I have never been directly involved in an African civil war. I have read a fair bit about them, the tragedies drawn up on racial lines, the devastating effect upon the population and the vicious cycles it seems to set up. And more recently the stories of child soldiers, from as young as six, turned into killing machines, fighting a fight they barely understand with ferocious savagery. Johnny Mad Dog is the first African film I have seen to deal with it and is a powerful piece of work. Possibly because many of its lead actors are ex-child soldiers themselves, the question “what happens to these brutalised children afterwards” becomes even more germane. But perhaps its power is derived from its visual aesthetic: brutal, rough and surprisingly reminiscent of future dystopia comics.
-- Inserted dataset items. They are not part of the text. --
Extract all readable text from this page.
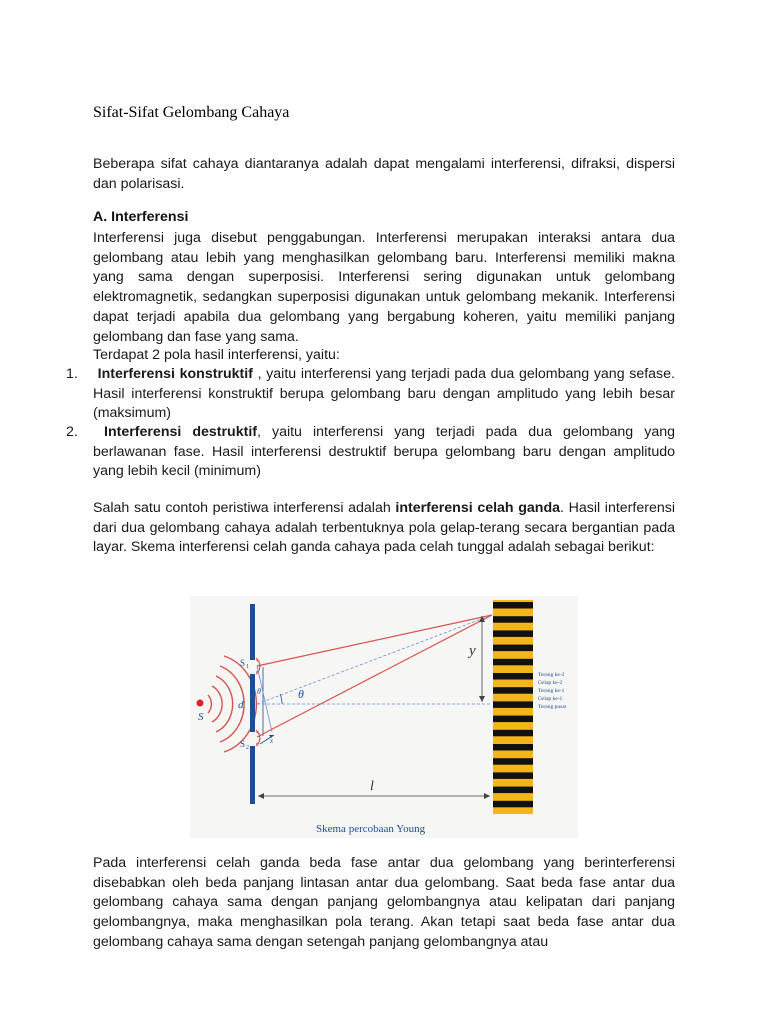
Sifat-Sifat Gelombang Cahaya
Beberapa sifat cahaya diantaranya adalah dapat mengalami interferensi, difraksi, dispersi dan polarisasi.
A. Interferensi
Interferensi juga disebut penggabungan. Interferensi merupakan interaksi antara dua gelombang atau lebih yang menghasilkan gelombang baru. Interferensi memiliki makna yang sama dengan superposisi. Interferensi sering digunakan untuk gelombang elektromagnetik, sedangkan superposisi digunakan untuk gelombang mekanik. Interferensi dapat terjadi apabila dua gelombang yang bergabung koheren, yaitu memiliki panjang gelombang dan fase yang sama.
Terdapat 2 pola hasil interferensi, yaitu:
1.	Interferensi konstruktif , yaitu interferensi yang terjadi pada dua gelombang yang sefase. Hasil interferensi konstruktif berupa gelombang baru dengan amplitudo yang lebih besar (maksimum)
2.	Interferensi destruktif, yaitu interferensi yang terjadi pada dua gelombang yang berlawanan fase. Hasil interferensi destruktif berupa gelombang baru dengan amplitudo yang lebih kecil (minimum)
Salah satu contoh peristiwa interferensi adalah interferensi celah ganda. Hasil interferensi dari dua gelombang cahaya adalah terbentuknya pola gelap-terang secara bergantian pada layar. Skema interferensi celah ganda cahaya pada celah tunggal adalah sebagai berikut:
S
S 1
S 2
d
θ
θ
x
y
l
Terang ke-2
Gelap ke-2
Terang ke-1
Gelap ke-1
Terang pusat
Skema percobaan Young
Pada interferensi celah ganda beda fase antar dua gelombang yang berinterferensi disebabkan oleh beda panjang lintasan antar dua gelombang. Saat beda fase antar dua gelombang cahaya sama dengan panjang gelombangnya atau kelipatan dari panjang gelombangnya, maka menghasilkan pola terang. Akan tetapi saat beda fase antar dua gelombang cahaya sama dengan setengah panjang gelombangnya atau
There is a visual shorthand which for me comes from the tales in 2000AD, though others may lean on the Mad Max films. Post-apocalyptic wastelands will be full of kids wearing the most bizarre of get-ups, afro-wigs and shoulder pads, gun toting tots in ironically cute T-Shirts, tall strapping gawky lads in wedding dresses. All coupled with state of the art weaponry, bombing down the road in inappropriate souped up cars. The cars in Johnny Mad Dog may not be souped up, but as they travel through their own war ravaged landscape these boys look as bizarre as the gangs in the comics. OK, none of them look like they were drawn by Carlos Ezquerra, which is probably good for them, but from the strange accessories, dumb nicknames and ultra-violence, this could be a 2000AD strip made flesh. Well, that and this war ravages landscape has a lot more greenery than any 2000AD post-apocalyptic dystopia too.

Except the film also peddles a relentless realism. So you have a nasty teenage boys comic fantasy representing some sort of reality, some sort of statement on the effects of these horrible civil wars. The effect is to leave these emotionally dead, aggressive soldiers who are near impossible to rehabilitate. When brutality is normalised, what is left for the individual. Whilst Johnny in the film is sympathetic by virtue of his situation, and seems a touch more forgiving than his troop, he still murders and rapes and is much, much more brutal than any child should be. There are moments of play, set around the violence but its not proper play, just as these kids have had no space to grow up in. The opening may be the closest this film gets to a cliché, with a new recruit proving his mettle by being forced to kill his own father, but it is still remarkably telling as to how that creates these child soldiers.

The film trades its brutality in its final scenes for a clash between Johnny and films other lead: Laokole, a girl who has tried to keep her father, an amputee from a previous conflict, alive. The two threads weave through the film until we get to an ending which is remarkably tense: showing the remarkable agency of both of our leads. The film it most resembles in tone is City Of God, but imagine a less formal, more aggressive and more breathless treatment of even more senseless violence and you will not be far off. But then factor in the 2000AD dress code and you’ll be there. Possibly the best film to come out of anglophone Africa I can think of.